Sénat : Les griefs qui ont conduit à la chute de Modeste Bahati Lukwebo La pétition visant Modeste Bahati

La pétition visant Modeste Bahati Lukwebo, ancien deuxième vice-président du Sénat, a mis en lumière une série de griefs portant sur l’incompétence présumée, les insuffisances du contrôle parlementaire et des manquements dans la gouvernance institutionnelle. Bien que la procédure n’ait pas abouti à un vote final, la démission de l’intéressé a clos un épisode qui interroge en profondeur le fonctionnement interne de la chambre haute et la portée réelle du contrôle parlementaire en République démocratique du Congo.

Accusations structurées et cadre juridique invoqué

Les signataires de la pétition se sont appuyés sur des dispositions précises du règlement intérieur du Sénat, notamment l’article 25 alinéa 5 relatif à la « faute grave » ou à l’« incompétence », ainsi que l’article 38 qui définit les attributions du deuxième vice-président en matière de contrôle parlementaire et de relations avec les institutions de contrôle. Cette démarche illustre une tentative de judiciarisation interne des responsabilités politiques, où les fonctions institutionnelles sont évaluées à l’aune de critères normatifs et procéduraux.

Déficit de contrôle et gouvernance publique en question

Au cœur des griefs figure une « insuffisance manifeste d’initiatives » dans l’animation du contrôle parlementaire. Les pétitionnaires reprochent à l’ancien responsable une faible impulsion dans la coordination des mécanismes de surveillance de l’action gouvernementale. Cette critique dépasse la personne visée et renvoie à une problématique plus large : celle de l’effectivité du contrôle parlementaire dans des contextes où les instruments existent formellement mais restent limités dans leur mise en œuvre.

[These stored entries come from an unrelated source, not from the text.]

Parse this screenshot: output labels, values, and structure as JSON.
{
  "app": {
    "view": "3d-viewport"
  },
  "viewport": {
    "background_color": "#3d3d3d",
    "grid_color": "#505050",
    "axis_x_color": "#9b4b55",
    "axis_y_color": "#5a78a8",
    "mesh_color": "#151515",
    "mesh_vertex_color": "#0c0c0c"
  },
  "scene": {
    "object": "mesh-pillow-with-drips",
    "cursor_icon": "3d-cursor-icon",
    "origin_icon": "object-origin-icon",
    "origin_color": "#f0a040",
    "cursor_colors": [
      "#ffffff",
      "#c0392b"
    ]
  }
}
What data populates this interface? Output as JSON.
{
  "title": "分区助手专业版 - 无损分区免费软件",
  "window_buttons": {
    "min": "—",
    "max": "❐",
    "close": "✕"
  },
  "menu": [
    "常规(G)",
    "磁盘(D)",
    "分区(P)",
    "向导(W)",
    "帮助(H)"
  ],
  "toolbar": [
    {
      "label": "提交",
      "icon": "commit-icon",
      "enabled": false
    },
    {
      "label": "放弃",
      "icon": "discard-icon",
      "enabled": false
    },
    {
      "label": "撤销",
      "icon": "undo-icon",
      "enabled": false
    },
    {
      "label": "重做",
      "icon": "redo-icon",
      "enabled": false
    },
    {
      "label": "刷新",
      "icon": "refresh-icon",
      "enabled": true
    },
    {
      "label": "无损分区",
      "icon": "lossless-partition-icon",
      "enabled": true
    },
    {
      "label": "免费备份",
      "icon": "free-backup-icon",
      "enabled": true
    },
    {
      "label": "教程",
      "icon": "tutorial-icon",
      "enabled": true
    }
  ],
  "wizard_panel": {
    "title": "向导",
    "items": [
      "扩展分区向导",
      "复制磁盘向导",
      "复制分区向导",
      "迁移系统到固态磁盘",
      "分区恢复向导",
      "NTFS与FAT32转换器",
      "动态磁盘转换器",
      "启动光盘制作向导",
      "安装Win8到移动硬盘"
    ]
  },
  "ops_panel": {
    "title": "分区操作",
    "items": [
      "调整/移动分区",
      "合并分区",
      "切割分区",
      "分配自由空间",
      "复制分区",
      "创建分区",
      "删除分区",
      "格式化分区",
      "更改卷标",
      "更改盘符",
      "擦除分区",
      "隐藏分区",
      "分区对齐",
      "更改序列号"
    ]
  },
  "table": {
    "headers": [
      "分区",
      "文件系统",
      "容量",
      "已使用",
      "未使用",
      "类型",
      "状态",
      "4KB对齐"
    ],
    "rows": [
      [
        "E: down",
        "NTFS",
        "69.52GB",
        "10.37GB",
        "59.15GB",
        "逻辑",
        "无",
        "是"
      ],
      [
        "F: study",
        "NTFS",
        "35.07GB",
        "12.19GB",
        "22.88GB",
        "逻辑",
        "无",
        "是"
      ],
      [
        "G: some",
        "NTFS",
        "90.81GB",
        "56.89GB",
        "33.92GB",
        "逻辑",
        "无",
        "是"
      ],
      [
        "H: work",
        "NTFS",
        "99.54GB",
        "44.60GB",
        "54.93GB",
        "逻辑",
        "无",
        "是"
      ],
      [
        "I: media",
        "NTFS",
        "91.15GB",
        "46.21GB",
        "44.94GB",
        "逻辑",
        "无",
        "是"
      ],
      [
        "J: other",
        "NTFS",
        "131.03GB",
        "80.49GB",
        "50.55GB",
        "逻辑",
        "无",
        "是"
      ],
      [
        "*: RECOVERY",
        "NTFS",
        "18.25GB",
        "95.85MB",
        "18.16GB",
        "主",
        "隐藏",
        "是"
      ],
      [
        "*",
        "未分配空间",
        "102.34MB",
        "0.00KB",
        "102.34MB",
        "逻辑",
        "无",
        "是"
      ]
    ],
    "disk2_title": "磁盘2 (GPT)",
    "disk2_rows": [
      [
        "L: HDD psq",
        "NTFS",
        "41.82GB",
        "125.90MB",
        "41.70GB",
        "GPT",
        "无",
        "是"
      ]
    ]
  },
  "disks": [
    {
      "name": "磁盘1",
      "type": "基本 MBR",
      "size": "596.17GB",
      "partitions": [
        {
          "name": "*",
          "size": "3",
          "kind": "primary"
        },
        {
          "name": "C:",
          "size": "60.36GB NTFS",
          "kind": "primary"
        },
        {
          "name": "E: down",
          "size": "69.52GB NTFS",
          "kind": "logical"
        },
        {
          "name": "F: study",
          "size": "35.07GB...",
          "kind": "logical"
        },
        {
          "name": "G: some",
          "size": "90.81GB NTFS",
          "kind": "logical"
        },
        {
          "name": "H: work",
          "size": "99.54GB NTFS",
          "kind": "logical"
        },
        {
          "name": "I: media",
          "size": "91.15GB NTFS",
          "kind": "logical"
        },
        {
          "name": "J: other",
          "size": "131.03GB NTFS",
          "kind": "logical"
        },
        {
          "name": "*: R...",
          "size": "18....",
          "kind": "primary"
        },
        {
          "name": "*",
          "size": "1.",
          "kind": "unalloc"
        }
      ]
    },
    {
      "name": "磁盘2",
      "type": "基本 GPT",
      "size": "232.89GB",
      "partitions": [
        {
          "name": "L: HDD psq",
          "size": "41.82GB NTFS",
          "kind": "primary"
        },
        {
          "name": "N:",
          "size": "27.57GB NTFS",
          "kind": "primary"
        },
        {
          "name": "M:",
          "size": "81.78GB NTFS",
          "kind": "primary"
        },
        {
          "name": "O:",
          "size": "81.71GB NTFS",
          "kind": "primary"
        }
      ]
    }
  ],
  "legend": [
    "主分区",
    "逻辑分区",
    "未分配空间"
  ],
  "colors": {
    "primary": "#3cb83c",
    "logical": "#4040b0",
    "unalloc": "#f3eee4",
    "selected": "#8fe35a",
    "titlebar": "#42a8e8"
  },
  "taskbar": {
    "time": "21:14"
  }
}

Opacité institutionnelle et traçabilité des relations

Un autre axe central concerne les relations avec des organes tels que la Cour des comptes et le Conseil économique et social. Les signataires évoquent un déficit de transparence et de communication dans la gestion des échanges institutionnels. Cette critique met en évidence un enjeu de gouvernance administrative : l’absence de mécanismes clairs de suivi et de reporting affaiblit la lisibilité des interactions entre institutions et peut, selon les pétitionnaires, compromettre la redevabilité publique.

Crédibilité du Sénat et perception de l’opinion

Au-delà des aspects techniques, la pétition souligne un impact symbolique : l’atteinte à la crédibilité du Sénat. Dans un contexte marqué par des défis sécuritaires et socio-économiques, les signataires estiment que les faiblesses dans l’exercice du contrôle parlementaire contribuent à renforcer un sentiment de distance entre institutions et citoyens. Comme le rappelait Alexis de Tocqueville, la légitimité des institutions repose autant sur leur efficacité réelle que sur la perception qu’en ont les gouvernés.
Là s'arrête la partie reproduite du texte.